(50 M) Let the initial heights be $H_1 = 150 \, m$ and $H_2 = 100 \, m$.
Both objects are dropped from rest,so their initial velocity $u = 0 \, m/s$.
Both objects fall with the same acceleration due to gravity,$g$.
Distance covered by an object in time $t$ is given by $s = ut + \frac{1}{2}gt^2$.
Since $u = 0$,the distance covered by both objects in $t = 2 \, s$ is $s = \frac{1}{2}g(2)^2 = 2g$.
After $2 \, s$,the height of the first object from the ground is $h_1 = H_1 - s = 150 - 2g$.
The height of the second object from the ground is $h_2 = H_2 - s = 100 - 2g$.
The difference in their heights after $2 \, s$ is $h_1 - h_2 = (150 - 2g) - (100 - 2g) = 150 - 100 = 50 \, m$.

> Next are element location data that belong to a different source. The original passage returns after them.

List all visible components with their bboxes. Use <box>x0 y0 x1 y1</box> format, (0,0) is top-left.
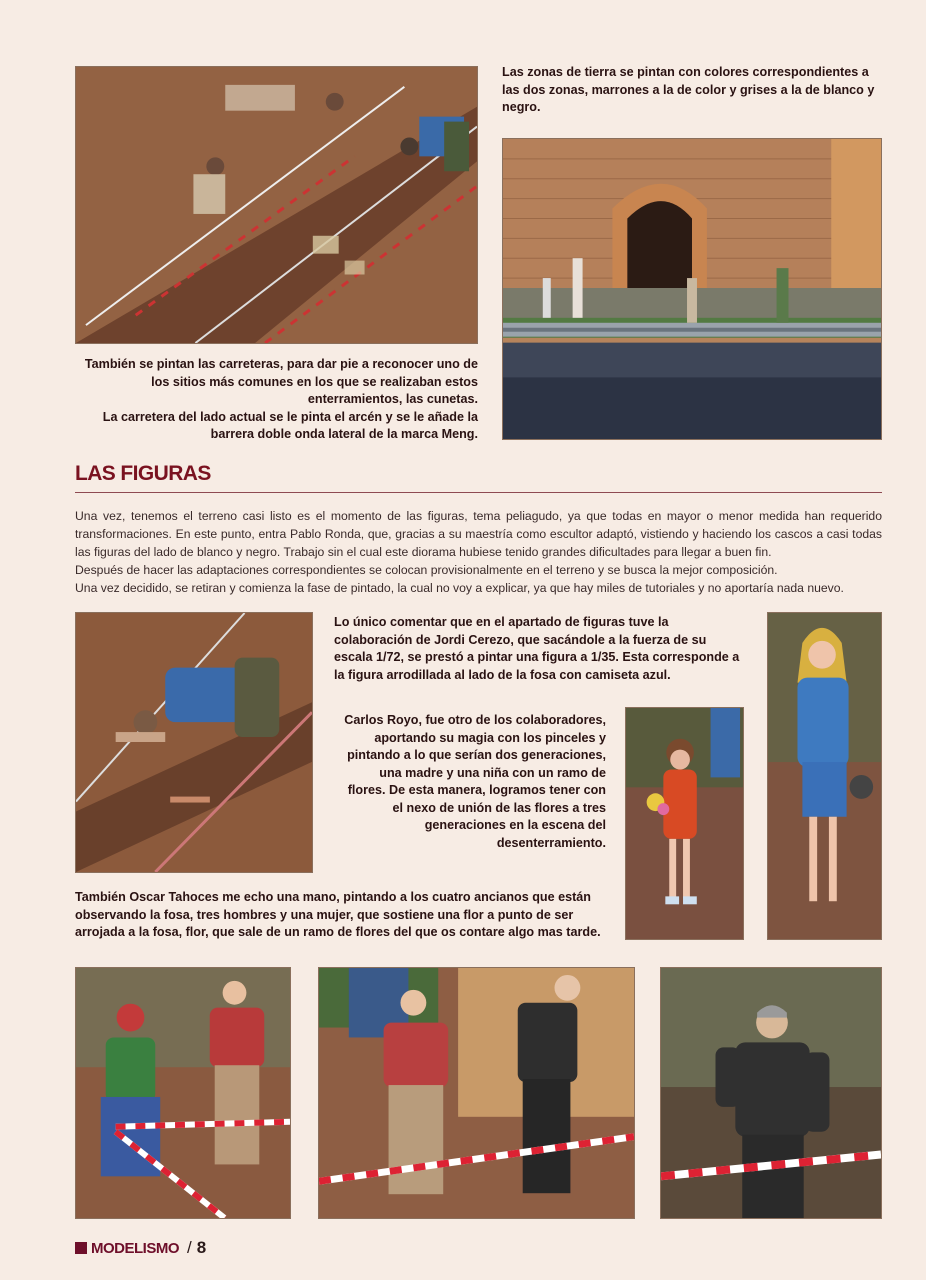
caption-carlos-text: Carlos Royo, fue otro de los colaboradores, aportando su magia con los pinceles y pintando a lo que serían dos generaciones, una madre y una niña con un ramo de flores. De esta manera, logramos tener con el nexo de unión de las flores a tres generaciones en la escena del desenterramiento. <box>344 713 606 850</box>
page-number: 8 <box>196 1238 207 1257</box>
page-footer <box>75 1238 206 1258</box>
caption-carreteras-text-1: También se pintan las carreteras, para dar pie a reconocer uno de los sitios más comunes en los que se realizaban estos enterramientos, las cunetas. <box>84 357 478 406</box>
caption-zonas-tierra-text: Las zonas de tierra se pintan con colores correspondientes a las dos zonas, marrones a la de color y grises a la de blanco y negro. <box>502 65 875 114</box>
photo-excavation-workers <box>75 66 478 344</box>
caption-oscar <box>75 889 610 942</box>
photo-church-road-barrier <box>502 138 882 440</box>
caption-carreteras <box>75 356 478 444</box>
photo-woman-blue-suit <box>767 612 882 940</box>
body-paragraph: Después de hacer las adaptaciones correspondientes se colocan provisionalmente en el terreno y se busca la mejor composición. <box>75 563 778 577</box>
body-paragraph: Una vez decidido, se retiran y comienza la fase de pintado, la cual no voy a explicar, ya que hay miles de tutoriales y no aportaría nada nuevo. <box>75 581 844 595</box>
caption-jordi <box>334 614 748 684</box>
body-paragraph: Una vez, tenemos el terreno casi listo es el momento de las figuras, tema peliagudo, ya que todas en mayor o menor medida han requerido transformaciones. En este punto, entra Pablo Ronda, que, gracias a su maestría como escultor adaptó, vistiendo y haciendo los cascos a casi todas las figuras del lado de blanco y negro. Trabajo sin el cual este diorama hubiese tenido grandes dificultades para llegar a buen fin. <box>75 509 882 559</box>
section-body <box>75 507 882 597</box>
footer-separator: / <box>187 1238 192 1257</box>
caption-jordi-text: Lo único comentar que en el apartado de figuras tuve la colaboración de Jordi Cerezo, que sacándole a la fuerza de su escala 1/72, se prestó a pintar una figura a 1/35. Esta corresponde a la figura arrodillada al lado de la fosa con camiseta azul. <box>334 615 740 682</box>
photo-old-man-dark-suit <box>660 967 882 1219</box>
photo-old-woman-and-man <box>75 967 291 1219</box>
caption-oscar-text: También Oscar Tahoces me echo una mano, pintando a los cuatro ancianos que están observando la fosa, tres hombres y una mujer, que sostiene una flor a punto de ser arrojada a la fosa, flor, que sale de un ramo de flores del que os contare algo mas tarde. <box>75 890 601 939</box>
caption-carlos <box>338 712 606 852</box>
photo-kneeling-figure-blue-shirt <box>75 612 313 873</box>
brand-square <box>75 1242 87 1254</box>
caption-zonas-tierra <box>502 64 882 117</box>
magazine-brand: MODELISMO <box>91 1239 179 1257</box>
section-divider <box>75 492 882 493</box>
section-title: LAS FIGURAS <box>75 462 211 485</box>
caption-carreteras-text-2: La carretera del lado actual se le pinta el arcén y se le añade la barrera doble onda lateral de la marca Meng. <box>102 409 478 441</box>
photo-girl-flowers <box>625 707 744 940</box>
photo-two-old-men <box>318 967 635 1219</box>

Since the acceleration $g$ is the same for both,the distance covered by both objects at any time $t$ is the same $(s = \frac{1}{2}gt^2)$.
Therefore,the difference in heights at any time $t$ is $(H_1 - s) - (H_2 - s) = H_1 - H_2 = 150 - 100 = 50 \, m$.
Thus,the difference in heights remains constant and does not vary with time.